Queremos subrayar ahora una de esas bienaventuranzas de las que casi nunca se habla: BIENAVENTURADOS LOS MANSOS. Hasta la palabra nos parece inaceptable porque una persona “mansa” es como alguien sin sangre, sin arrestos, sin decisión. Un cero a la izquierda.
Sin embargo, la mansedumbre puede ser un valor importante para la convivencia humana y para la fe. Hay pensadores que han elogiado la mansedumbre porque, según ellos, las personas pueden mantener una actitud moderada y pacífica en su vida diaria, incluso en situaciones difíciles. Eso haría más transitable el caminar humano.
Piensan algunos que la mansedumbre es una característica de gente débil, un contravalor. No es así: para vivir con mansedumbre hay que ser muy fuerte, hay que estar habitado por la esperanza y la utopía. Solamente los fuertes pueden vivir con mansedumbre.
¿Qué es, pues, la mansedumbre? ¿Cómo decirlo de una manera que nos la haga atractiva y vivible?
- La mansedumbre tiene que ver con la moderación: el exceso, el despilfarro, la desmesura no tienen nada que ver con la mansedumbre. Esta exige un control explícito del derroche y, junto a eso, un cuidado manifiesto en palabras y hechos para no herir al pobre.
- La mansedumbre tiene que ver con la empatía: porque no se puede vivir la mansedumbre en el egoísmo, en la conciencia aislada, en la cerrazón del yo a las situaciones de debilidad del otro.

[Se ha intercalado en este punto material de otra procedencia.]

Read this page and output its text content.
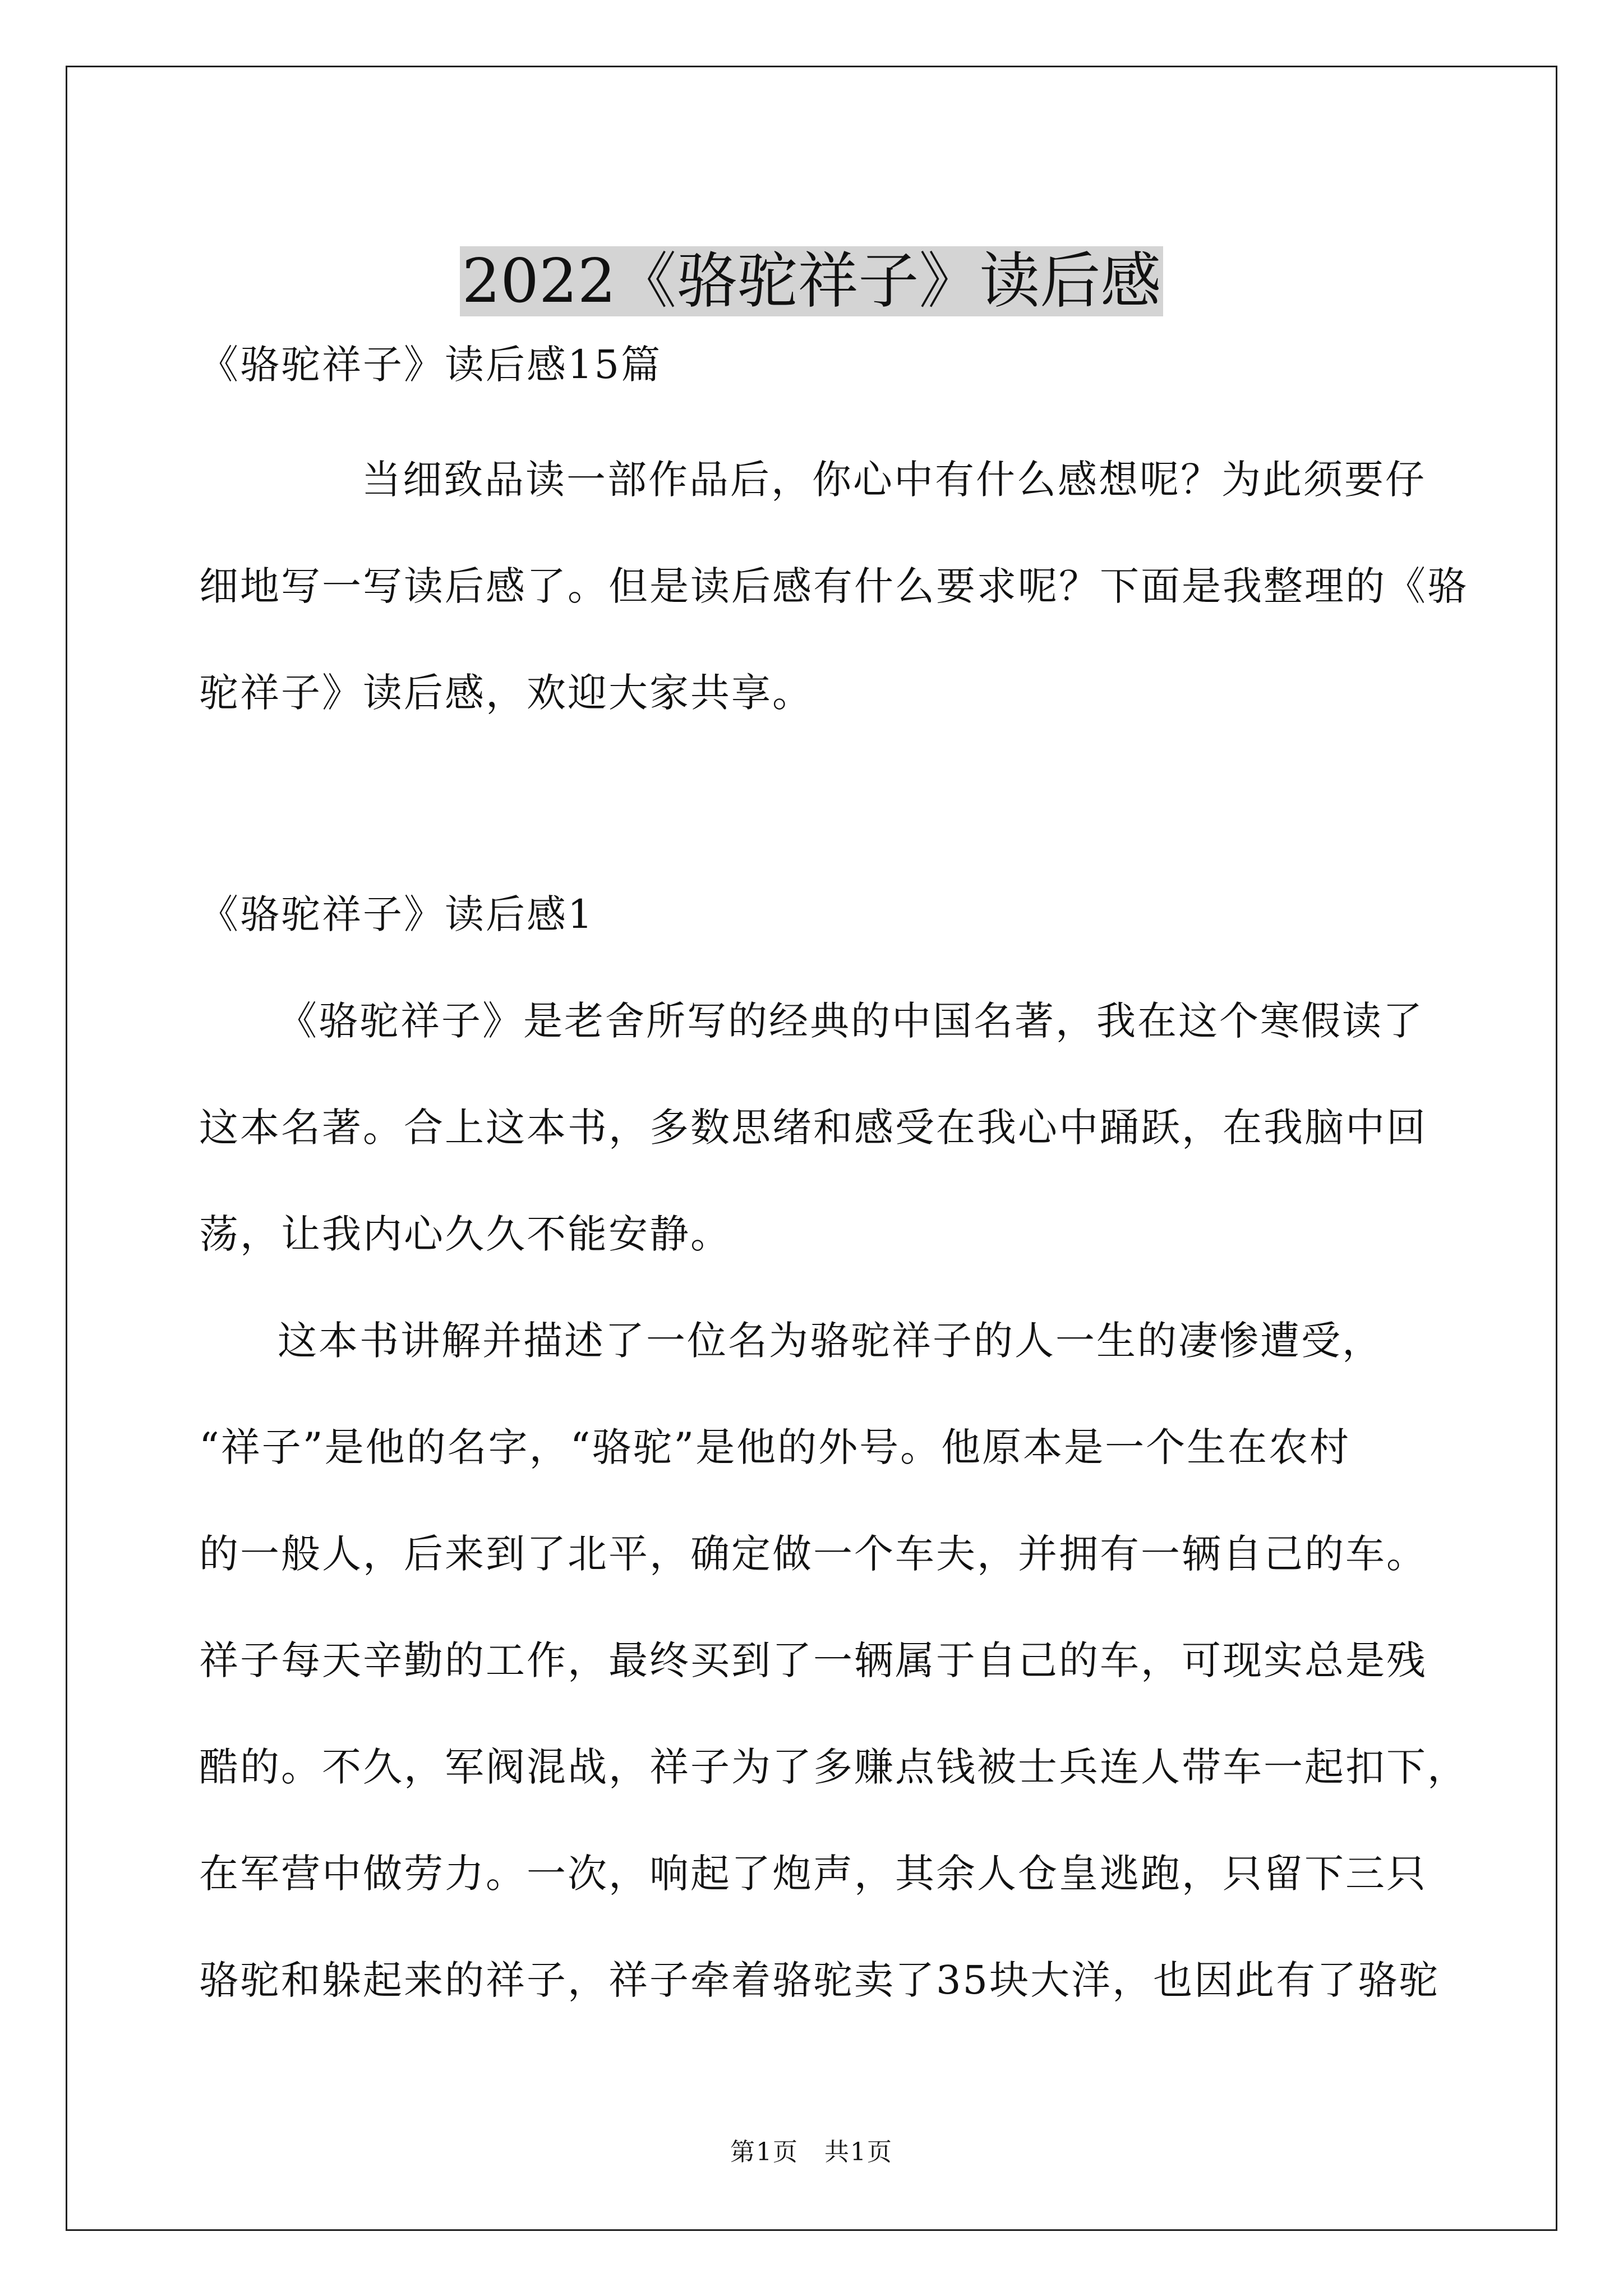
2022《骆驼祥子》读后感
《骆驼祥子》读后感15篇
当细致品读一部作品后，你心中有什么感想呢？为此须要仔
细地写一写读后感了。但是读后感有什么要求呢？下面是我整理的《骆
驼祥子》读后感，欢迎大家共享。
《骆驼祥子》读后感1
《骆驼祥子》是老舍所写的经典的中国名著，我在这个寒假读了
这本名著。合上这本书，多数思绪和感受在我心中踊跃，在我脑中回
荡，让我内心久久不能安静。
这本书讲解并描述了一位名为骆驼祥子的人一生的凄惨遭受，
“祥子”是他的名字，“骆驼”是他的外号。他原本是一个生在农村
的一般人，后来到了北平，确定做一个车夫，并拥有一辆自己的车。
祥子每天辛勤的工作，最终买到了一辆属于自己的车，可现实总是残
酷的。不久，军阀混战，祥子为了多赚点钱被士兵连人带车一起扣下，
在军营中做劳力。一次，响起了炮声，其余人仓皇逃跑，只留下三只
骆驼和躲起来的祥子，祥子牵着骆驼卖了35块大洋，也因此有了骆驼
第1页　共1页
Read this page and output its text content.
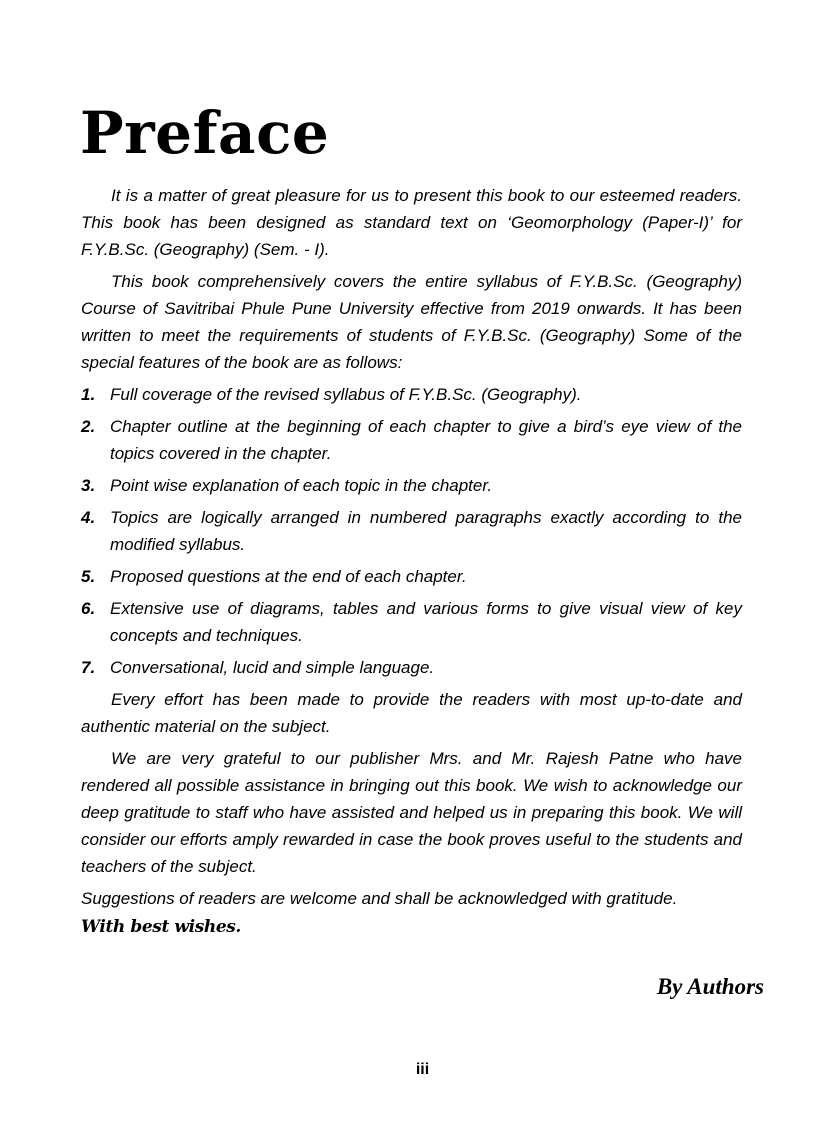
Preface

It is a matter of great pleasure for us to present this book to our esteemed readers. This book has been designed as standard text on ‘Geomorphology (Paper-I)’ for F.Y.B.Sc. (Geography) (Sem. - I).

This book comprehensively covers the entire syllabus of F.Y.B.Sc. (Geography) Course of Savitribai Phule Pune University effective from 2019 onwards. It has been written to meet the requirements of students of F.Y.B.Sc. (Geography) Some of the special features of the book are as follows:

1. Full coverage of the revised syllabus of F.Y.B.Sc. (Geography).
2. Chapter outline at the beginning of each chapter to give a bird’s eye view of the topics covered in the chapter.
3. Point wise explanation of each topic in the chapter.
4. Topics are logically arranged in numbered paragraphs exactly according to the modified syllabus.
5. Proposed questions at the end of each chapter.
6. Extensive use of diagrams, tables and various forms to give visual view of key concepts and techniques.
7. Conversational, lucid and simple language.

Every effort has been made to provide the readers with most up-to-date and authentic material on the subject.

We are very grateful to our publisher Mrs. and Mr. Rajesh Patne who have rendered all possible assistance in bringing out this book. We wish to acknowledge our deep gratitude to staff who have assisted and helped us in preparing this book. We will consider our efforts amply rewarded in case the book proves useful to the students and teachers of the subject.

Suggestions of readers are welcome and shall be acknowledged with gratitude.

With best wishes.

By Authors

iii
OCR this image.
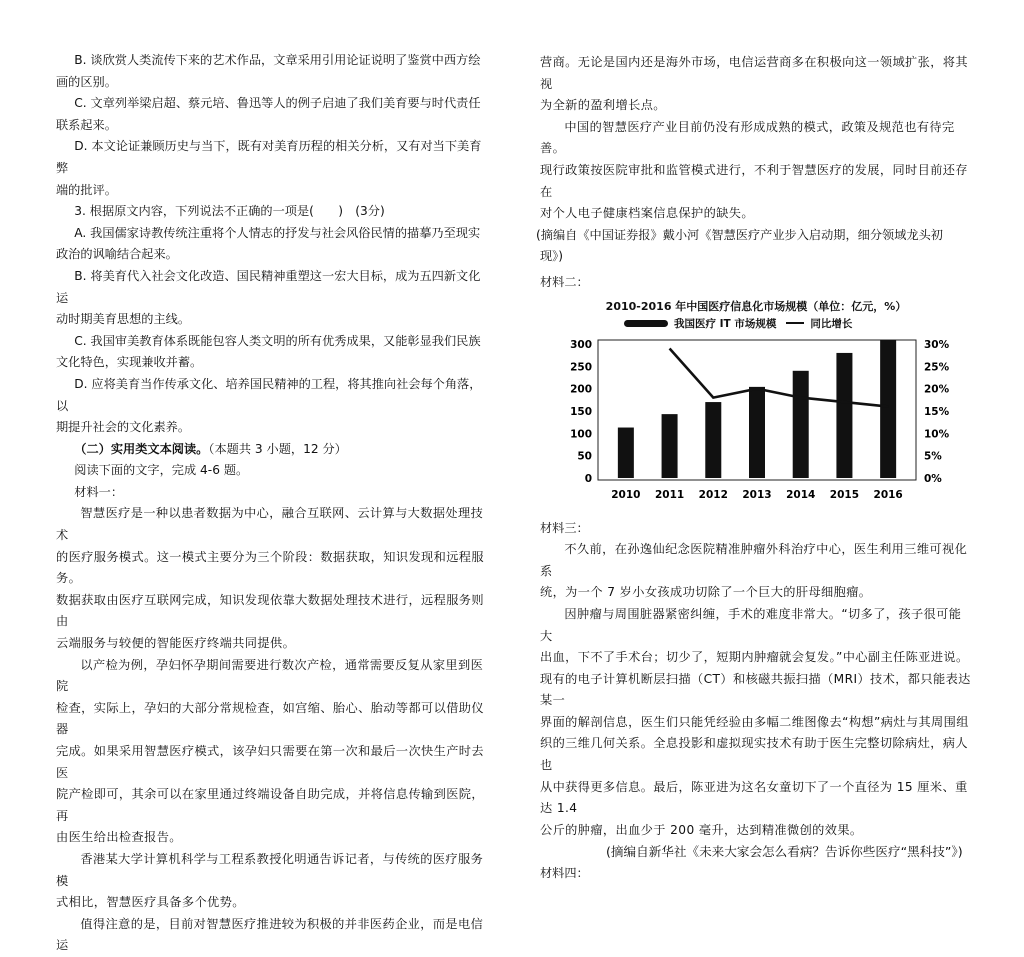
B. 谈欣赏人类流传下来的艺术作品，文章采用引用论证说明了鉴赏中西方绘

画的区别。

C. 文章列举梁启超、蔡元培、鲁迅等人的例子启迪了我们美育要与时代责任

联系起来。

D. 本文论证兼顾历史与当下，既有对美育历程的相关分析，又有对当下美育弊

端的批评。

3. 根据原文内容，下列说法不正确的一项是(　　)　(3分)

A. 我国儒家诗教传统注重将个人情志的抒发与社会风俗民情的描摹乃至现实

政治的讽喻结合起来。

B. 将美育代入社会文化改造、国民精神重塑这一宏大目标，成为五四新文化运

动时期美育思想的主线。

C. 我国审美教育体系既能包容人类文明的所有优秀成果，又能彰显我们民族

文化特色，实现兼收并蓄。

D. 应将美育当作传承文化、培养国民精神的工程，将其推向社会每个角落，以

期提升社会的文化素养。

（二）实用类文本阅读。（本题共 3 小题，12 分）

阅读下面的文字，完成 4-6 题。

材料一：

智慧医疗是一种以患者数据为中心，融合互联网、云计算与大数据处理技术

的医疗服务模式。这一模式主要分为三个阶段：数据获取，知识发现和远程服务。

数据获取由医疗互联网完成，知识发现依靠大数据处理技术进行，远程服务则由

云端服务与较便的智能医疗终端共同提供。

以产检为例，孕妇怀孕期间需要进行数次产检，通常需要反复从家里到医院

检查，实际上，孕妇的大部分常规检查，如宫缩、胎心、胎动等都可以借助仪器

完成。如果采用智慧医疗模式，该孕妇只需要在第一次和最后一次快生产时去医

院产检即可，其余可以在家里通过终端设备自助完成，并将信息传输到医院，再

由医生给出检查报告。

香港某大学计算机科学与工程系教授化明通告诉记者，与传统的医疗服务模

式相比，智慧医疗具备多个优势。

值得注意的是，目前对智慧医疗推进较为积极的并非医药企业，而是电信运

营商。无论是国内还是海外市场，电信运营商多在积极向这一领域扩张，将其视

为全新的盈利增长点。

中国的智慧医疗产业目前仍没有形成成熟的模式，政策及规范也有待完善。

现行政策按医院审批和监管模式进行，不利于智慧医疗的发展，同时目前还存在

对个人电子健康档案信息保护的缺失。

(摘编自《中国证券报》戴小河《智慧医疗产业步入启动期，细分领域龙头初

现》)

材料二：

2010-2016 年中国医疗信息化市场规模（单位：亿元，%）
我国医疗 IT 市场规模	同比增长
0
50
100
150
200
250
300
0%
5%
10%
15%
20%
25%
30%
2010 2011 2012 2013 2014 2015 2016

材料三：

不久前，在孙逸仙纪念医院精准肿瘤外科治疗中心，医生利用三维可视化系

统，为一个 7 岁小女孩成功切除了一个巨大的肝母细胞瘤。

因肿瘤与周围脏器紧密纠缠，手术的难度非常大。“切多了，孩子很可能大

出血，下不了手术台；切少了，短期内肿瘤就会复发。”中心副主任陈亚进说。

现有的电子计算机断层扫描（CT）和核磁共振扫描（MRI）技术，都只能表达某一

界面的解剖信息，医生们只能凭经验由多幅二维图像去“构想”病灶与其周围组

织的三维几何关系。全息投影和虚拟现实技术有助于医生完整切除病灶，病人也

从中获得更多信息。最后，陈亚进为这名女童切下了一个直径为 15 厘米、重达 1.4

公斤的肿瘤，出血少于 200 毫升，达到精准微创的效果。

(摘编自新华社《未来大家会怎么看病？告诉你些医疗“黑科技”》)

材料四：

- La mansedumbre tiene que ver con la templanza: con poner buena cara a las situaciones complicadas, con resistir cuando las cosas no vienen bien, con no quebrarse a la primera dificultad.
Hay gente luchadora que invoca la mansedumbre. Lo hacía hace no mucho Francesca Albanese la insobornable relatora de la ONU para Gaza. La justicia se elabora con mansedumbre y con resistencia, venía a decir. Quien es amante de la justicia, quien sueña un día de paz para los pobres tiene que ir tras ese sueño con humanidad y mansedumbre, no con métodos violentos que destruyen el horizonte de la justicia,
El recordado papa Francisco decía: «La mansedumbre es un modo de ser y de vivir que nos acerca a Jesús y nos hace estar unidos entre nosotros; logra que dejemos de lado todo aquello que nos divide y enfrenta, y se busquen modos siempre nuevos para avanzar en el camino de la unidad». En medio de un ambiente polarizado, los cristianos podríamos reivindicar una vida en mansedumbre y fraternidad. ¿No decimos que el evangelio es contracultural?